Thursday 11 September 2014

ARTICLE: ALUTA COMBATANTS


The social movement theory of unionism never meant anything to me until this evening
, when I had an experience I would forever remember. I had gone to visit a female friend in her school that blessed evening.

The state government had insisted on increasing the state university’s school fees. The government in conjunction with the school authority had failed in doing the bidding of the student union after several hours of pleas and negotiations. The student union had also held several congresses with the remaining students who would rather have their heads off their neck to sit back and allow the government do that.

A decision was reached, the student’s were going to hold a protest, and the Aluta combatants would have to be at their peak to make it a success. No wonder, the tension that evening was so thick that you could have cut it with a saw.

”Let’s get out of here”… I said quickly, but being the natural on-looker that my friend was, she patted me on the shoulder saying…”Sancho abeg, I can’t afford to miss this o”...

Just about then, the rampaging Aluta combatants rendered an interesting song to the delight of the tensed and booming crowd…

“Spirit of aluta, fall upon us,

When aluta comes, intoxicate us like wine,

Spirit of aluta, fall upon us,

Spirit of aluta, come and descend on us.”

The word “Aluta“ in the real sense classically means “Struggle”, the word is widely associated with a Struggle for freedom or liberation of people from any form of Oppression, Repression or Subjugation.”Aluta” is a household word used in Africa when the generality of the Africans were charting and chanting for freedom from the Colonial Masters during the Colonial Era.

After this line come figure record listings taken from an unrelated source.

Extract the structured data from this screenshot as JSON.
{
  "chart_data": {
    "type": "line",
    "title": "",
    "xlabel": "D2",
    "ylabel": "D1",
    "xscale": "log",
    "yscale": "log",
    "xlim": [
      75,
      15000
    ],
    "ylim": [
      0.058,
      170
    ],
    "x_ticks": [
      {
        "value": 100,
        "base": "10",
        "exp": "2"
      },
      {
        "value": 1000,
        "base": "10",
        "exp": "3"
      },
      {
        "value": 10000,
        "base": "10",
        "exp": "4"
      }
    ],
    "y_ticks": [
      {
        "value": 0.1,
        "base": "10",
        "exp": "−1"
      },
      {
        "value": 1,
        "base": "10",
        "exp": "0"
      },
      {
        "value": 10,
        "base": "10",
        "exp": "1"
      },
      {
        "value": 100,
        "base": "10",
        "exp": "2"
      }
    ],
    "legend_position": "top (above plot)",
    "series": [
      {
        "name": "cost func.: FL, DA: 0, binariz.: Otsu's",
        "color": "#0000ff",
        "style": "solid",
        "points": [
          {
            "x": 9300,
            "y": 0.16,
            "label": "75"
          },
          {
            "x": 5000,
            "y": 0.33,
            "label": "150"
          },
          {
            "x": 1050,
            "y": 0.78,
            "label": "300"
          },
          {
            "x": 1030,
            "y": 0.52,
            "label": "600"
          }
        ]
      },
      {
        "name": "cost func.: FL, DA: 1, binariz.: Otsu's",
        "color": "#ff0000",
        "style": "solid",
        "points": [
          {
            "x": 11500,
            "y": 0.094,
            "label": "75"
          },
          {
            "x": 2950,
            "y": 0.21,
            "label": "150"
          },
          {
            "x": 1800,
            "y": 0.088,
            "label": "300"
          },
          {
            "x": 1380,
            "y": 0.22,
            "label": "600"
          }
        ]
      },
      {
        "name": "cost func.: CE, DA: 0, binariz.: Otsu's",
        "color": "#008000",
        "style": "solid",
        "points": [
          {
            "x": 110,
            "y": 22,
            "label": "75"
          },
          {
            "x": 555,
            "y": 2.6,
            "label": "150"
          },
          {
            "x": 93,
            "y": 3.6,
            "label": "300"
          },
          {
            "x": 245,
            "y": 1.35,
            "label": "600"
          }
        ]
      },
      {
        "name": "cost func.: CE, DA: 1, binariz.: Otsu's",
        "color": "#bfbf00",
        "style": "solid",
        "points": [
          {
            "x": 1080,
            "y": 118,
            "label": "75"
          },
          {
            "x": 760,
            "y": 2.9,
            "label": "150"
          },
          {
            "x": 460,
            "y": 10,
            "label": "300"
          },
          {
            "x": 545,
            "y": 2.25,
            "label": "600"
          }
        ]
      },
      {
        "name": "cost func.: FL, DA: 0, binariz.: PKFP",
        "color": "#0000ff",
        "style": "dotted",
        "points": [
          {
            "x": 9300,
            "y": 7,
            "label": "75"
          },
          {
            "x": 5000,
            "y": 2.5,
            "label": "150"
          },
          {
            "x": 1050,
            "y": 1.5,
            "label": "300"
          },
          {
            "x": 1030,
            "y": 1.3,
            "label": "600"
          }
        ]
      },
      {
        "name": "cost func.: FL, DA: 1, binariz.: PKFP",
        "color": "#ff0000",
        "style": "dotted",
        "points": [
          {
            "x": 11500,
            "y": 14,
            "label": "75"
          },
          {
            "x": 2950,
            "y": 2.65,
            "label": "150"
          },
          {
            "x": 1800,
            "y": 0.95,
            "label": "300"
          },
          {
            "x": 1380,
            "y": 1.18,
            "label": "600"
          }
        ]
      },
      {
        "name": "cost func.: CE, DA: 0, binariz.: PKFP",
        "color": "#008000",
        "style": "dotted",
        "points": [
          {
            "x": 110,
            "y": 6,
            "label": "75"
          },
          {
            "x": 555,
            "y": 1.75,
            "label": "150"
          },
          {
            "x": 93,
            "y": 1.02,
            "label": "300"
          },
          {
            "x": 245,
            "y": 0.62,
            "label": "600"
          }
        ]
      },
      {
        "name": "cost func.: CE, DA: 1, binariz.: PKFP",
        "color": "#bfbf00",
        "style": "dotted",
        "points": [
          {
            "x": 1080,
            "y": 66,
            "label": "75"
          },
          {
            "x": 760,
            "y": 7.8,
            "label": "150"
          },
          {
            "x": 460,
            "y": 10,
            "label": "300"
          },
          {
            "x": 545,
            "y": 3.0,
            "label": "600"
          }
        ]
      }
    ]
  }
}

It was also in course of my inquisitiveness that I realized the full phrase of the shortened word “Aluta” is “Aluta Continua, Victoria Ascerta”, meaning, “The Struggle Continues, Victory is Certain”, which is fashioned after the Portuguese saying “A luta Continua, Vitoria E certa”- “The Struggle Continues, Victory is Certain”.

The combatants chanted the phrase repeatedly as they danced round the burning tires, just like the legendary South African songstress, Miriam Makeba did in her song titled “Aluta Continua” which she released during the anti-apartheid struggle.

Tire fires is commonly used by resistance movements in Nigeria, because they effectively shut down transportation routes, such as roads and highways and exactly what those combatants did, as all vehicles, motorcycles ,vans, trailers and ”keke Napep” as the yellow tricycle is fondly called, were parked metres away from the main scene of the incidence. Travelling passengers were fast in blaming the government for not adhering to the bidding of the union, some were reluctant in blaming the government but instead blamed the union, while others who had nothing to say were silent and joined the on-looking population.

The leader of the combatants mounted the wooden-carved podium as he hurriedly addressed his fellow “Aluta” combating comrades and the teeming onlookers ,who had already outnumbered the combatants, “No Retreat , No Surrender”, he said as he concluded his well-fashioned Martin Luther King (jnr) speech .

“There is more to Singapore than those big, tall buildings you see in travel pamphlets”, Herwin Van Johari once said, and this I realized, as a team of armed mobile policemen alighted from a black bullet-proof bullock van, firing and shooting tear gas riffles … [although, the riffles were not fired directly at the crowd, but the ground instead]…It didn’t take long before the unsuspecting multitude began to run “helter scatter”, just like the Nigerian rapper Eedris Abuldakareem mentioned in his song titled “Nigeria Jagajaga”.



The lachrymator is a non-lethal chemical weapon that stimulates the corneal nerves in the eyes to cause tears, pain, and blindness and mainly used in riot control.

The supposed tense scenes became more interesting when the combatants began to remove their handkerchiefs from their pockets, soak it in an unknown hydrocarbon solution, and then used it in wiping their face. They were baying for blood.

What guts!!! Never seen unionism this strong, what was the hydrocarbon solution meant for? Were these combatants not mistaking unionism for hooliganism? Were they not endangering their lives? Were they not going too far? Should the police have done that?

Those were questions I never found answers to, as i suddenly found myself standing in front of a cafeteria, miles away from the scene, breathing heavily, and my legs as heavy as those of an elephant. The leader of those mobile policemen must have realized the combatants were well prepared for the protest and were not going to give up the protest, before he ordered his men to fire those gun shots into the air, which effectively scattered the rampaging combatants…”

“Death is most terrifying to those who have yet to live”, Dan Pearce once said, and I recall George R.R.Martin saying in his “A Game of Throne” article,” what do we say to the Lord of Death? Not today”.

The road was that clear; you could have seen those black-uniform men swing their guns in the air, as they majestically patrolled the empty road. I never thought of searching for my friend as all that filled my thought was my missing $50 Nike palm slippers. I had saved most of my earnings to buy that slide … [poor sancho]..., and was now going to lose it as an on-looker in an “Aluta” protest that turned violent. I quickly boarded a motorcycle heading to my direction, meditate on the scene I had witnessed, as I returned home bare footed.